The reason for this improvement is pretty obvious if you look at the timeseries (see the images below). The signal during motion is often considerably disrupted, which screws with the fits of the timeseries. The spikes in the bright red traces are when the head moves, and there are also darker red traces showing how much the head has moved, in absolute terms, from an origin position. The gray-scale plots show the signals at thousands of individual voxels over the scan. The middle panels are voxels in white matter (above the yellow line) and ventricles (below the yellow line), signals that are by definition not of interest. The bottom panels show gray matter timeseries, the data that are fit by a GLM. The GM-WM and GM-CSF numbers are the correlations between the mean timeseries in gray matter, white matter, and ventricular compartments.

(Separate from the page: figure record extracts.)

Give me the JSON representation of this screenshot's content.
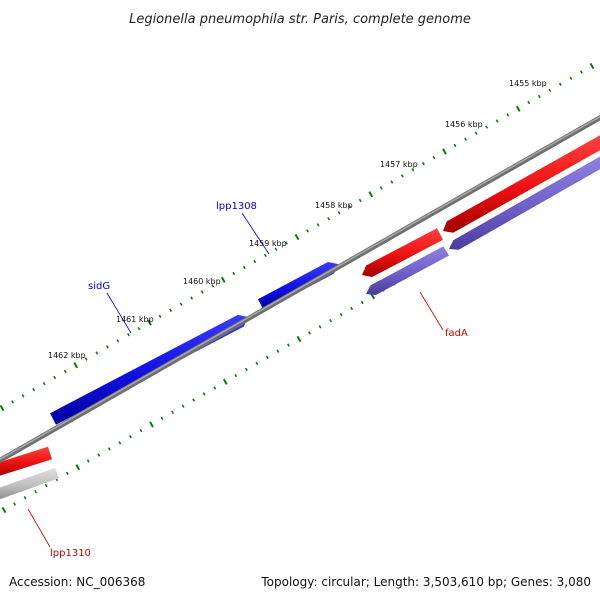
{
  "title": "Legionella pneumophila str. Paris, complete genome",
  "footer": {
    "accession": "Accession: NC_006368",
    "topology": "Topology: circular; Length: 3,503,610 bp; Genes: 3,080"
  },
  "ticks": [
    {
      "label": "1455 kbp"
    },
    {
      "label": "1456 kbp"
    },
    {
      "label": "1457 kbp"
    },
    {
      "label": "1458 kbp"
    },
    {
      "label": "1459 kbp"
    },
    {
      "label": "1460 kbp"
    },
    {
      "label": "1461 kbp"
    },
    {
      "label": "1462 kbp"
    }
  ],
  "genes": [
    {
      "name": "lpp1308",
      "color": "#0000cc"
    },
    {
      "name": "sidG",
      "color": "#0000cc"
    },
    {
      "name": "fadA",
      "color": "#cc0000"
    },
    {
      "name": "lpp1310",
      "color": "#cc0000"
    }
  ],
  "colors": {
    "forward_feature": "#1a1aee",
    "reverse_feature": "#ee1111",
    "cds_track": "#7766cc",
    "grey_track": "#bbbbbb",
    "backbone": "#888888",
    "tick": "#117711"
  }
}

Motion-related variance is large-amplitude and stands out from other patterns in the data. The scans being shown are task-free, but task scans have a similar appearance, and in task-free scans there are no doubts about whether a signal is "supposed" to be elicited due to the task environment. During fitting by a GLM, outlying values during motion can pull the signal fitted to a set of trials away from where it should be. Excluding those outlying values sidesteps those problems. Similar benefits would result from interpolation to reduce the "outlyingness" of the bad timepoints (though the data really aren't "there" anymore).
I want to emphasize that there is also plenty of large-amplitude artifactual variance that isn't motion-related. For example, here are two more subjects where you can see that some other factor is altering the signal in artifactual ways that would interfere with the GLM.

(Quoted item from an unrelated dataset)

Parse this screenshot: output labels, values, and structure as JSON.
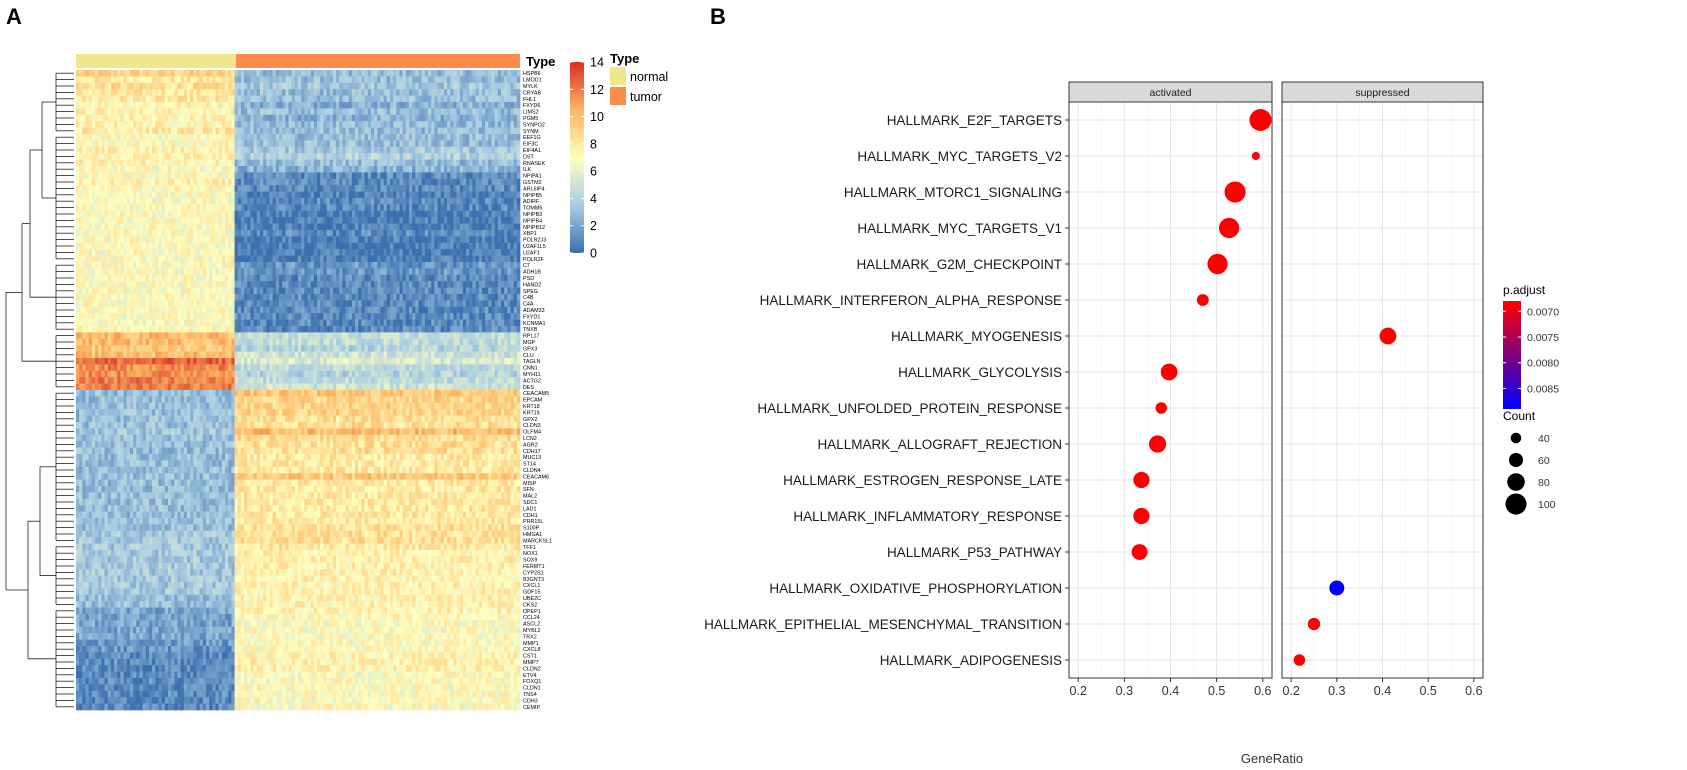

Many task studies do little to denoise the data prior to the level I analyses (fitting the timeseries to a GLM). As these images show, there is probably much statistical power to be gained by more aggressive denoising prior to or during the fitting process. Kendrick Kay had an interesting paper on this topic recently, and I know that the folks developing the multi-echo techniques are interested in this topic as well. Nuisance regressions of white matter or ventricular signals may be helpful (you can see the correspondence of such signals with gray matter signals in the figures above). The censoring procedure used in this study can be helpful for volumes that are beyond rescue by other denoising techniques.
Within the Petersen/Schlaggar lab, we tried adding censoring to task analyses in several datasets. In adults, generally, very little effect is produced, mainly because the adults move so little. But in pediatric datasets, where there is considerable motion, censoring can have appreciable effects. The effects of censoring can be consequential if, for example, without denoising you find activation in adults (decent statistical power to begin with due to relatively little artifact) but not in children (where artifact perhaps disrupts fits, spuriously decreasing power). With censoring (or other improved denoising), you could boost power in the children and perhaps reveal effects of comparable or at least more similar magnitude to that found in adults.